My mother waited with me at the gate for my flight to San Francisco. She sat knitting a baby blanket for her friend’s grandchild and talked about how awful the weekend had been with Charlie there. After the meeting, she told me, he’d gotten drunk and made a scene in the lobby of the River Place Inn, shouting at the people checking into their rooms about Jesus and redemption.
“It’s just dreadful, how he acts when he’s been drinking,” she said, her knitting needles clicking away in a steady rhythm. “It’s terribly embarrassing. Poor thing, he just can’t control himself. It’s like Jekyll and Hyde.”
I listened as she knitted herself back together with absolute truths, the baby blanket draping over her lap as it ever so slowly grew. She had reconstructed the weekend so seamlessly, I almost found myself believing it, too: Charlie was the problem.
The day before, the hotel had called my mother about his minibar bill, which the family company had a policy of not covering.

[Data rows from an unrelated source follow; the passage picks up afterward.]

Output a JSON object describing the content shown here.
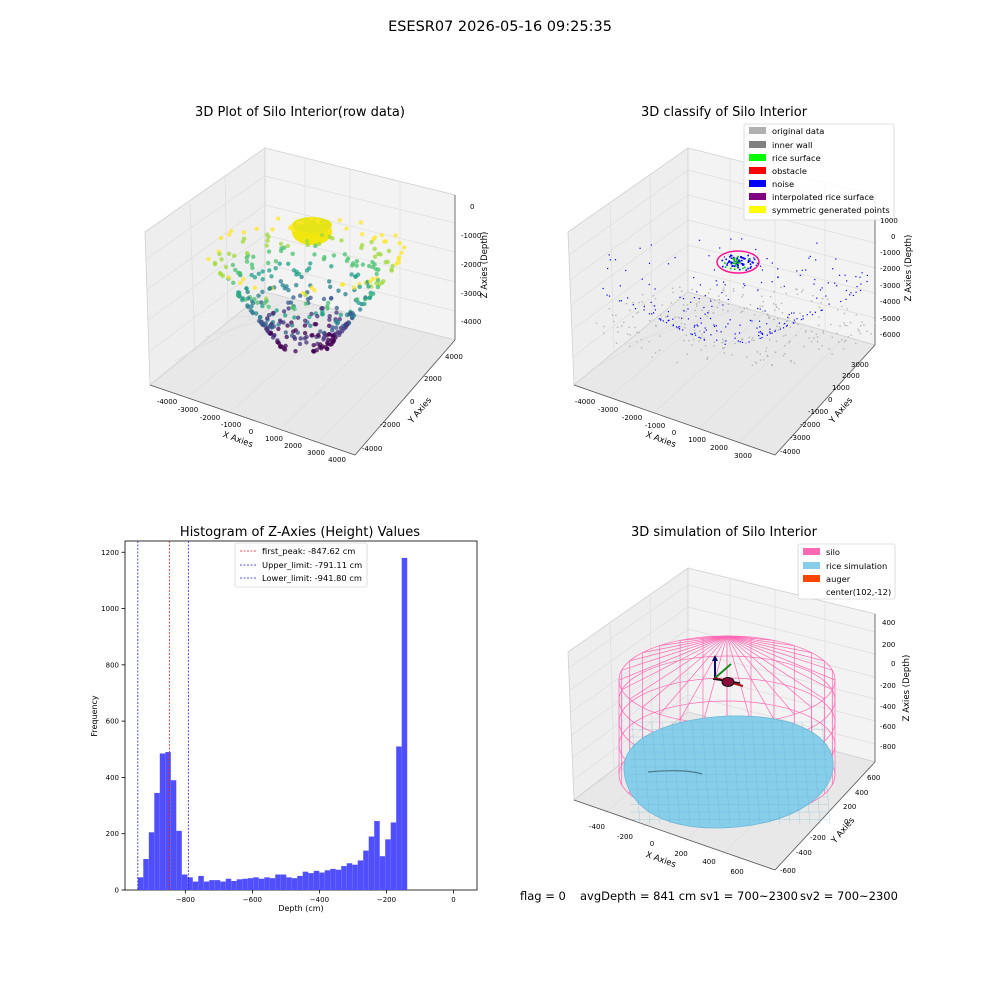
{
  "suptitle": "ESESR07 2026-05-16 09:25:35",
  "footer": {
    "flag": "flag = 0",
    "avg_depth": "avgDepth = 841 cm",
    "sv1": "sv1 = 700~2300",
    "sv2": "sv2 = 700~2300"
  },
  "colors": {
    "hist_bar": "#4f4fff",
    "peak_line": "#e41a1c",
    "limit_line": "#1f1fcf",
    "silo_wire": "#ff69b4",
    "rice": "#87ceeb",
    "auger": "#ff4500",
    "pane": "#f2f2f2"
  },
  "chart_data": [
    {
      "type": "scatter",
      "title": "3D Plot of Silo Interior(row data)",
      "xlabel": "X Axies",
      "ylabel": "Y Axies",
      "zlabel": "Z Axies (Depth)",
      "x_ticks": [
        "-4000",
        "-3000",
        "-2000",
        "-1000",
        "0",
        "1000",
        "2000",
        "3000",
        "4000"
      ],
      "y_ticks": [
        "-4000",
        "-2000",
        "0",
        "2000",
        "4000"
      ],
      "z_ticks": [
        "0",
        "-1000",
        "-2000",
        "-3000",
        "-4000"
      ],
      "colormap": "viridis (by depth)"
    },
    {
      "type": "scatter",
      "title": "3D classify of Silo Interior",
      "xlabel": "X Axies",
      "ylabel": "Y Axies",
      "zlabel": "Z Axies (Depth)",
      "x_ticks": [
        "-4000",
        "-3000",
        "-2000",
        "-1000",
        "0",
        "1000",
        "2000",
        "3000"
      ],
      "y_ticks": [
        "-4000",
        "-3000",
        "-2000",
        "-1000",
        "0",
        "1000",
        "2000",
        "3000"
      ],
      "z_ticks": [
        "1000",
        "0",
        "-1000",
        "-2000",
        "-3000",
        "-4000",
        "-5000",
        "-6000"
      ],
      "legend": [
        {
          "label": "original data",
          "color": "#b0b0b0"
        },
        {
          "label": "inner wall",
          "color": "#808080"
        },
        {
          "label": "rice surface",
          "color": "#00ff00"
        },
        {
          "label": "obstacle",
          "color": "#ff0000"
        },
        {
          "label": "noise",
          "color": "#0000ff"
        },
        {
          "label": "interpolated rice surface",
          "color": "#800080"
        },
        {
          "label": "symmetric generated points",
          "color": "#ffff00"
        }
      ]
    },
    {
      "type": "bar",
      "title": "Histogram of Z-Axies (Height) Values",
      "xlabel": "Depth (cm)",
      "ylabel": "Frequency",
      "xlim": [
        -980,
        70
      ],
      "ylim": [
        0,
        1240
      ],
      "x_ticks": [
        -800,
        -600,
        -400,
        -200,
        0
      ],
      "y_ticks": [
        0,
        200,
        400,
        600,
        800,
        1000,
        1200
      ],
      "bin_width": 16.4,
      "bins": [
        {
          "left": -941.8,
          "value": 45
        },
        {
          "left": -925.4,
          "value": 110
        },
        {
          "left": -909.0,
          "value": 205
        },
        {
          "left": -892.6,
          "value": 345
        },
        {
          "left": -876.2,
          "value": 485
        },
        {
          "left": -859.8,
          "value": 490
        },
        {
          "left": -843.4,
          "value": 390
        },
        {
          "left": -827.0,
          "value": 210
        },
        {
          "left": -810.6,
          "value": 55
        },
        {
          "left": -794.2,
          "value": 45
        },
        {
          "left": -777.8,
          "value": 30
        },
        {
          "left": -761.4,
          "value": 50
        },
        {
          "left": -745.0,
          "value": 30
        },
        {
          "left": -728.6,
          "value": 35
        },
        {
          "left": -712.2,
          "value": 35
        },
        {
          "left": -695.8,
          "value": 30
        },
        {
          "left": -679.4,
          "value": 40
        },
        {
          "left": -663.0,
          "value": 32
        },
        {
          "left": -646.6,
          "value": 38
        },
        {
          "left": -630.2,
          "value": 40
        },
        {
          "left": -613.8,
          "value": 42
        },
        {
          "left": -597.4,
          "value": 45
        },
        {
          "left": -581.0,
          "value": 40
        },
        {
          "left": -564.6,
          "value": 45
        },
        {
          "left": -548.2,
          "value": 42
        },
        {
          "left": -531.8,
          "value": 55
        },
        {
          "left": -515.4,
          "value": 55
        },
        {
          "left": -499.0,
          "value": 45
        },
        {
          "left": -482.6,
          "value": 42
        },
        {
          "left": -466.2,
          "value": 50
        },
        {
          "left": -449.8,
          "value": 65
        },
        {
          "left": -433.4,
          "value": 60
        },
        {
          "left": -417.0,
          "value": 68
        },
        {
          "left": -400.6,
          "value": 62
        },
        {
          "left": -384.2,
          "value": 70
        },
        {
          "left": -367.8,
          "value": 75
        },
        {
          "left": -351.4,
          "value": 72
        },
        {
          "left": -335.0,
          "value": 85
        },
        {
          "left": -318.6,
          "value": 95
        },
        {
          "left": -302.2,
          "value": 90
        },
        {
          "left": -285.8,
          "value": 105
        },
        {
          "left": -269.4,
          "value": 140
        },
        {
          "left": -253.0,
          "value": 190
        },
        {
          "left": -236.6,
          "value": 245
        },
        {
          "left": -220.2,
          "value": 120
        },
        {
          "left": -203.8,
          "value": 180
        },
        {
          "left": -187.4,
          "value": 240
        },
        {
          "left": -171.0,
          "value": 510
        },
        {
          "left": -154.6,
          "value": 1180
        }
      ],
      "vlines": [
        {
          "label": "first_peak: -847.62 cm",
          "x": -847.62,
          "color": "#e41a1c"
        },
        {
          "label": "Upper_limit: -791.11 cm",
          "x": -791.11,
          "color": "#1f1fcf"
        },
        {
          "label": "Lower_limit: -941.80 cm",
          "x": -941.8,
          "color": "#1f1fcf"
        }
      ]
    },
    {
      "type": "scatter",
      "title": "3D simulation of Silo Interior",
      "xlabel": "X Axies",
      "ylabel": "Y Axies",
      "zlabel": "Z Axies (Depth)",
      "x_ticks": [
        "-400",
        "-200",
        "0",
        "200",
        "400",
        "600"
      ],
      "y_ticks": [
        "-600",
        "-400",
        "-200",
        "0",
        "200",
        "400",
        "600"
      ],
      "z_ticks": [
        "400",
        "200",
        "0",
        "-200",
        "-400",
        "-600",
        "-800"
      ],
      "legend": [
        {
          "label": "silo",
          "color": "#ff69b4"
        },
        {
          "label": "rice simulation",
          "color": "#87ceeb"
        },
        {
          "label": "auger",
          "color": "#ff4500"
        },
        {
          "label": "center(102,-12)",
          "color": ""
        }
      ]
    }
  ]
}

She had called Charlie immediately. “Charlie, your minibar bill is a hundred and sixty dollars. How can you possibly drink that much in two days?”
“YOU’RE A FUCKING BITCH!” he’d shouted, my mother told me. The rest she wouldn’t repeat. My mother had hung up the phone, dialed the front desk of the hotel, and given them Bill Penner’s number.
“He was drunk,” she explained now as the gate filled with people. “Look, he’s very sweet when he’s sober, but . . . when he’s drunk, it’s simply terrible.”
Seeing how drained my mother looked, how the events of the weekend had worked her over emotionally, I pitied her nearly as much as I did Charlie. I only wished she could see the truth: that all the brushes with the law, the boozing and the drugs, the slow-motion suicide—these were Charlie’s cries for help. Even now. He was challenging her. Challenging her to love him. In spite of everything, he was still her child.
The crowds milled past us on the way to their gates. Listening to the boarding announcement for the first-class passengers on my flight, I knew I had about ten more minutes before it was my turn to board, and I could put this weekend behind me.
My mother suddenly tensed and dropped her knitting. “There’s Charlie,” she said in a hollow voice.
There he was, not twenty feet from us, trailing through the airport, glancing around absently, unshaven and seeming almost lost. His ruined face struck me now as open and curious—an expression of almost childlike innocence.